A items like a parquet floor and a five piece door are traditional "solutions" to wood movement. A "strip" floor is litteraly nailed into "submission", "modern" stair building is a long the same lines, and trim hides the rest. Modern factory finishes tend to limit the exchange of moisture, slowing the "swell/shrink" cycle.

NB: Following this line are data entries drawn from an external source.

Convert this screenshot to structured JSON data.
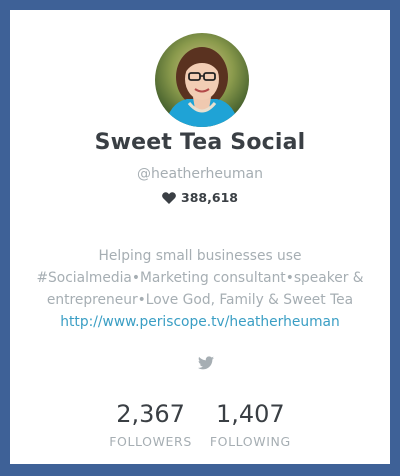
{
  "profile": {
    "display_name": "Sweet Tea Social",
    "handle": "@heatherheuman",
    "hearts": "388,618",
    "bio_line1": "Helping small businesses use",
    "bio_line2": "#Socialmedia•Marketing consultant•speaker &",
    "bio_line3": "entrepreneur•Love God, Family & Sweet Tea",
    "link": "http://www.periscope.tv/heatherheuman"
  },
  "stats": {
    "followers_count": "2,367",
    "followers_label": "FOLLOWERS",
    "following_count": "1,407",
    "following_label": "FOLLOWING"
  },
  "icons": {
    "heart": "heart-icon",
    "social": "twitter-icon"
  },
  "colors": {
    "background": "#3e6197",
    "card": "#ffffff",
    "name_text": "#3a3f44",
    "muted_text": "#a6aeb3",
    "link": "#3a9ec4"
  }
}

Too much "wood" info for a post on a "metal" site.

04-24-2006, 02:09 PM
Those Shopnotes backissues are often posted in alt.binaries.e-books.technical in PDF format. I'll have to start watching for the Jan 2000 issue - thanks.

04-25-2006, 06:34 AM

I got one of those wild hairs you know where to build a highgrade tool box. I went to the wood working store and bought a first rate set of plans. I began collecting and buying the necessary components. I consider myself a pretty fair machinest and adverage wood worker. The snow was knee deep and I started the project. I cut out all the pieces, routed, and drilled them. I started fitting, gluing and nailing them together. Then I started sanding. I sanded and finished some more. I then moned all the hardware. Whne I finished I had much more respect for the folks at Gerstners. when I finished I had $150.00 in materials in each box. I had about 40+ hours labor in each box. The week following the completion of my project I found basically the same box design on the web for $160.00. I bought one just to check out the quality. With a little predijust(sp) mine was better made but not by much. I will not make another.